The New York League of Conservation Voters just released the questionnaire that will be guiding their endorsements for state legislators in 2010. NYLCV is one of only two organizations in the state that endorses candidates based on their support for sustainable transportation. While the organization will be judging candidates on their support for important transportation reforms like complete streets and smart growth policies, they aren't asking about urban transit issues like MTA funding or bus lane cameras.

The NYLCV stands out among environmental organizations for its focus on electoral politics. The questionnaire is a central piece of the group's endorsement process; even the strongest environmentalists are ineligible for their support without filling one out.

Transportation and planning issues make up a major part of the questionnaire, along with clean energy and water quality. Top priorities include complete streets legislation, which would require streets to be designed for cyclists and pedestrians, and the Smart Growth Public Infrastructure Policy Act, which would require state agencies to prioritize infrastructure spending in areas where infrastructure already exists, helping to curb suburban sprawl.

"Those are our two items we thought had some momentum this year, items that could get passed in this complicated budget environment," said NYLCV's Dan Hendrick. According to Hendrick, these priorities were worked out after conversations with transportation advocates like Transportation Alternatives, the Tri-State Transportation Campaign, and the Empire State Transportation Alliance. (Unlike NYLCV, the transportation groups don't have the legal ability to endorse candidates.)

Absent, however, are two issues critical to making transit in New York City an attractive transportation option instead of cars: MTA funding and camera enforcement for bus lanes. NYLCV has made both issues high priorities in recent years. Congestion pricing was one of its top issues in 2008, and the group has asked about bus lane cameras on past questionnaires. 

The lack of attention on MTA funding is partly a reflection of just how dysfunctional the state capital has become.

There simply wasn't enough momentum in Albany for any sort of comprehensive MTA rescue for NYLCV to ask about it, said Hendrick. "They have completely avoided MTA discussions," he added. 

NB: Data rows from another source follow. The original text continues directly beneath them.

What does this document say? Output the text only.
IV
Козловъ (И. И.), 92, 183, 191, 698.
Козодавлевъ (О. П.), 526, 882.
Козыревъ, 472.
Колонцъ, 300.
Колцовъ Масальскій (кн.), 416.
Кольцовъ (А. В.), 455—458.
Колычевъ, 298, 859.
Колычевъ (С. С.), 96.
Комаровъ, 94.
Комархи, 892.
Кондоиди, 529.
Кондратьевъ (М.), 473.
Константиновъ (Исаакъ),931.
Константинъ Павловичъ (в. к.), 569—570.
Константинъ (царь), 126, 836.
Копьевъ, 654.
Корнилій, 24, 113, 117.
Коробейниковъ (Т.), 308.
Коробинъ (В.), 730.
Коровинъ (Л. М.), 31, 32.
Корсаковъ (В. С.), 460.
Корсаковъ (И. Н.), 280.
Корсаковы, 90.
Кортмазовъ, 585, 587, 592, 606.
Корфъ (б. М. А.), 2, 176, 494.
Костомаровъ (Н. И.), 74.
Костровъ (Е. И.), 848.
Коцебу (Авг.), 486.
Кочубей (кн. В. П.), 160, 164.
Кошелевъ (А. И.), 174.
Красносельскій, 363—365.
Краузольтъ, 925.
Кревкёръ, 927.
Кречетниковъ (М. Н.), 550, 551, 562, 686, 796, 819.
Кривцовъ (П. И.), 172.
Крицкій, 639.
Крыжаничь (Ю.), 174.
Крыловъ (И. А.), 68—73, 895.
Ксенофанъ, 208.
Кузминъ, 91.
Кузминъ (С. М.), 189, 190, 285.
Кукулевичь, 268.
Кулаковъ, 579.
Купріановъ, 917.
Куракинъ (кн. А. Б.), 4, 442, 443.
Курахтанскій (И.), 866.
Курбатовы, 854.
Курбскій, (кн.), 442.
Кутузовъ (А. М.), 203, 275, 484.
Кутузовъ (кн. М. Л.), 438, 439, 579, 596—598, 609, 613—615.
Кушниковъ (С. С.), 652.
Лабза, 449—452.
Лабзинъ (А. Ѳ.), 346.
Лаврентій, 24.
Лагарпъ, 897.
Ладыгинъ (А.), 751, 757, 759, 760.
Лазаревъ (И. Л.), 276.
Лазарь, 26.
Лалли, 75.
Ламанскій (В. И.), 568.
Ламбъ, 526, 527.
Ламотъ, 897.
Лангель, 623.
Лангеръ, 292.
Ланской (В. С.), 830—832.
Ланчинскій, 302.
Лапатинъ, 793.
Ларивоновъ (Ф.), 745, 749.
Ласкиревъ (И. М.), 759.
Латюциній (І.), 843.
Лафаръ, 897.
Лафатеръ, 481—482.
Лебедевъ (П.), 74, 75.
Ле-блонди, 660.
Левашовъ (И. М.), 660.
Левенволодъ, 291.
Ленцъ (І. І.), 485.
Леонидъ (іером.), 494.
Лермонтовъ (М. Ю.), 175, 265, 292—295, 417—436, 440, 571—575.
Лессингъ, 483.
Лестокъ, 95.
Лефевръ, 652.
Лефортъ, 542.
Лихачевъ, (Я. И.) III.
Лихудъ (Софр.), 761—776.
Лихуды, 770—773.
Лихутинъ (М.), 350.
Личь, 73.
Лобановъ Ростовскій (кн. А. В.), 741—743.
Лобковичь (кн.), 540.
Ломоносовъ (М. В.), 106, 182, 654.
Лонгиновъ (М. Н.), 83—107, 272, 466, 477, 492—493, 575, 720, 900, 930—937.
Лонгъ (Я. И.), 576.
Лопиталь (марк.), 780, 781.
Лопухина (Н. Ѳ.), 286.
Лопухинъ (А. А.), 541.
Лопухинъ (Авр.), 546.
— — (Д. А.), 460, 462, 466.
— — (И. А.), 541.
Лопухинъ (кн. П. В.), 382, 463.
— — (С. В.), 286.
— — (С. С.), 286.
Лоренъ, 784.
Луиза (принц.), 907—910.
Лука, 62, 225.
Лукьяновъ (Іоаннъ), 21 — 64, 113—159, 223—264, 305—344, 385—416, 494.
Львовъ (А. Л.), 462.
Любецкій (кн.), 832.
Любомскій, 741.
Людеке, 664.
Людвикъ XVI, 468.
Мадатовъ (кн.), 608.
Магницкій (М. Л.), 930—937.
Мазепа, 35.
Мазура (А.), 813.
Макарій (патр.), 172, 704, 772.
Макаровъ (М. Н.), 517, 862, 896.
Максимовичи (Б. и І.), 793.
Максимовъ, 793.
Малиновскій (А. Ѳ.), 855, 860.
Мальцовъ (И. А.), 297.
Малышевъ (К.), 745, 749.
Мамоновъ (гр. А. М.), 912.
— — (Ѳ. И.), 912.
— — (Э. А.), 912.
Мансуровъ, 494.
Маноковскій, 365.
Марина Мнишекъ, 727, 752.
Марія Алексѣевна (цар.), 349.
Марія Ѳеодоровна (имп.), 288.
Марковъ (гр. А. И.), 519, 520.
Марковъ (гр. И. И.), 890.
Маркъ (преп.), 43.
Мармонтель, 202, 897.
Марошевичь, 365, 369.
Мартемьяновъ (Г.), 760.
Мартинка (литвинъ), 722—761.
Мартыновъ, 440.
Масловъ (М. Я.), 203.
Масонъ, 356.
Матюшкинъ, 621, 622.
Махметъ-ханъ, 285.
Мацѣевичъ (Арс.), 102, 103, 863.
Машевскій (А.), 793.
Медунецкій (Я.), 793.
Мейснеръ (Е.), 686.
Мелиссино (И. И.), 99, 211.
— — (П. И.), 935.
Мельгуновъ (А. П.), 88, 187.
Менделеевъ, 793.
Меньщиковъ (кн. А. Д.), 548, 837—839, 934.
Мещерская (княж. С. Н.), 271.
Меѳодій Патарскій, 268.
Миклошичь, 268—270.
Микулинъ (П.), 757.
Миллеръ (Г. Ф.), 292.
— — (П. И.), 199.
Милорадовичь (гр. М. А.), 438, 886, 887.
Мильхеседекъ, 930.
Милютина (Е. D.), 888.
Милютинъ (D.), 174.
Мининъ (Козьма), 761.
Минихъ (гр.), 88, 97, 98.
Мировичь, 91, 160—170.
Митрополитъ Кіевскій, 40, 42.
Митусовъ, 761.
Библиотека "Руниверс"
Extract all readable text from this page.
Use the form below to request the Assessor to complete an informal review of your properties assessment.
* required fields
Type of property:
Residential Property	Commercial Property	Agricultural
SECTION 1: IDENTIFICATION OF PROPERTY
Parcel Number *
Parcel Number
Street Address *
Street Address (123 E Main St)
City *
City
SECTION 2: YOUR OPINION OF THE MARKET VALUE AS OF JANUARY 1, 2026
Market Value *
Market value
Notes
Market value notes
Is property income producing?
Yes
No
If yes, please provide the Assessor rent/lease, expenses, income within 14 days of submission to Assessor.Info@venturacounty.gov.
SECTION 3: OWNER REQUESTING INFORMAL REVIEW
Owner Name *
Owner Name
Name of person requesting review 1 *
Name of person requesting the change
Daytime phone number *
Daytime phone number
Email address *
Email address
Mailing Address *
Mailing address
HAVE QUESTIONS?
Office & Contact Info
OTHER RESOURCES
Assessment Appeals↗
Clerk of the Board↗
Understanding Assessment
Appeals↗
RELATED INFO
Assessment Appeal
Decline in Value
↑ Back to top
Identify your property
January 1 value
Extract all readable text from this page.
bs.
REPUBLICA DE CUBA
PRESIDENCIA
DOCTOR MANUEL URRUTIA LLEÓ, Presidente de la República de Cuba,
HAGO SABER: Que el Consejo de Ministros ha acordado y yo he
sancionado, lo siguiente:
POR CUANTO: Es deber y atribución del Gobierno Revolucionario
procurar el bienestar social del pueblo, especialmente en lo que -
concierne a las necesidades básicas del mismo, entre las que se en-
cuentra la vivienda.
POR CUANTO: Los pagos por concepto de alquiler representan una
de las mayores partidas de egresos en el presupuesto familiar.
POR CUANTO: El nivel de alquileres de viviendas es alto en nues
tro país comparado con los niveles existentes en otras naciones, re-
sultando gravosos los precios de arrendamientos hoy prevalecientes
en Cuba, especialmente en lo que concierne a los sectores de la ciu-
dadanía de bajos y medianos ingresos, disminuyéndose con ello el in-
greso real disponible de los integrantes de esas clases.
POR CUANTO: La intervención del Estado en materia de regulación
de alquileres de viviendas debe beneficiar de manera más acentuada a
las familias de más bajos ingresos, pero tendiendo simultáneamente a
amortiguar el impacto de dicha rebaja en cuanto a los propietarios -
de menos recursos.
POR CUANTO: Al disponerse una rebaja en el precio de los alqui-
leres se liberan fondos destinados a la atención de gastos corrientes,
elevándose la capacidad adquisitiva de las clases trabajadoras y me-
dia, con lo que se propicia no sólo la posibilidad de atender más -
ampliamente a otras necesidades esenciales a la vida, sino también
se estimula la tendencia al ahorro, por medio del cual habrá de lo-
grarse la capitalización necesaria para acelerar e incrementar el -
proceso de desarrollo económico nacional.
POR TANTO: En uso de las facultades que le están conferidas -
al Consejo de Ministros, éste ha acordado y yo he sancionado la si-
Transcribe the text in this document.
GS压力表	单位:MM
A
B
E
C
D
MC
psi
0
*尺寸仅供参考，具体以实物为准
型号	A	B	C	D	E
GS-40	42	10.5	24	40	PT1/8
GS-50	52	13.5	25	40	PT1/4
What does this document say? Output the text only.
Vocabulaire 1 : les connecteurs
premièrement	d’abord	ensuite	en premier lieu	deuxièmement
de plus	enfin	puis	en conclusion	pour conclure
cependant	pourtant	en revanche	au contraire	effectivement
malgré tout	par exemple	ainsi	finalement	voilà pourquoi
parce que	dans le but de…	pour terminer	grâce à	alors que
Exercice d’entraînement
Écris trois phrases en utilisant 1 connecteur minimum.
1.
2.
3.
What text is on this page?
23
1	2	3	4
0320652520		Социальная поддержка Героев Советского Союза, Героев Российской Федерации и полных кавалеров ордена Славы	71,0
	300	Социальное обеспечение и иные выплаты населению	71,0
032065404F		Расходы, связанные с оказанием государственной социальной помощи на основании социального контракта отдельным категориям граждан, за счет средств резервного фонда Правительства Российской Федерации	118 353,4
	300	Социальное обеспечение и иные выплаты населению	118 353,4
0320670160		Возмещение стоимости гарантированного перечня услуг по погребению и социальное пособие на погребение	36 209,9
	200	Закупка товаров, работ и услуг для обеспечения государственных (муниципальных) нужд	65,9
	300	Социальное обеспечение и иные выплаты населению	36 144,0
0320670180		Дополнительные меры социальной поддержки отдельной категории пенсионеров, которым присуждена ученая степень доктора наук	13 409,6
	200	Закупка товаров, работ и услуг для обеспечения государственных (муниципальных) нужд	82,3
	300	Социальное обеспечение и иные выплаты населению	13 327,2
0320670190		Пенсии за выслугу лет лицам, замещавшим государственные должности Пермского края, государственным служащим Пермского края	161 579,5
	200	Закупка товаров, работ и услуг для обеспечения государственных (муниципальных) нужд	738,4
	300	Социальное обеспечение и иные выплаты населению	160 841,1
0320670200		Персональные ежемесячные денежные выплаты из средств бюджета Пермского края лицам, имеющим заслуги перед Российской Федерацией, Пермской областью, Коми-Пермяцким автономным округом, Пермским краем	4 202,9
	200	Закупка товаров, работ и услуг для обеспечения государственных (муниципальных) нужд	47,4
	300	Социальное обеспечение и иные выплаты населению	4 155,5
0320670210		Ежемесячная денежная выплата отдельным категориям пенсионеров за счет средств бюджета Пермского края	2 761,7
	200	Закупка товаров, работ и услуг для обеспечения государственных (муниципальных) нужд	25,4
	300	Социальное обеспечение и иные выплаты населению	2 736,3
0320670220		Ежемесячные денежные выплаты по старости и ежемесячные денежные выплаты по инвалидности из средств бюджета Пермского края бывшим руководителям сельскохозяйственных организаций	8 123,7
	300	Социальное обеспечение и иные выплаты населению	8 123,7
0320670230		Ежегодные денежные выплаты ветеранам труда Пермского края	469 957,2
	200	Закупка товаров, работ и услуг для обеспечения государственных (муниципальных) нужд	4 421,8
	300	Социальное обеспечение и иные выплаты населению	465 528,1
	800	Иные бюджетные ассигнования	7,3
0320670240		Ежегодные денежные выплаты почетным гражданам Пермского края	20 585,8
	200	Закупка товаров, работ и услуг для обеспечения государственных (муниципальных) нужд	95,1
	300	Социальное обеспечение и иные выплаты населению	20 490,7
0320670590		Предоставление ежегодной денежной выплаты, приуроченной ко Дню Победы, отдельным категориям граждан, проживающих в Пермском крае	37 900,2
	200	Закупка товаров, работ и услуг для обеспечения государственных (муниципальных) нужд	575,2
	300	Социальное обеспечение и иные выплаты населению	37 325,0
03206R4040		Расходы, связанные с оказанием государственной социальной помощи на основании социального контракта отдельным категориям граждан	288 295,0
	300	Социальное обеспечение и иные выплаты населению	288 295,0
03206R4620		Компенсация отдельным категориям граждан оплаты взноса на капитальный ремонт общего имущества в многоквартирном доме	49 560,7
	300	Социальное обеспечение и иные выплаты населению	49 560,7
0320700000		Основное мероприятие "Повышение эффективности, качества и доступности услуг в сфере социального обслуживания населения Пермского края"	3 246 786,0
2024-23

As for bus lane enforcement, Hendrick said that it's still one of their top lobbying issues, but that the NYLCV decided it would rather not ask upstate legislators about a New York City-specific piece of legislation.

The MTA and bus cams might still come up in the interview section of NYLCV's endorsement process, Hendrick said, which the group can tailor for specific candidates. Given NYLCV's unique position to make sustainable transportation an electoral issue in Albany, hopefully they'll track where pols stand on the important transit issues that didn't make it onto their questionnaire.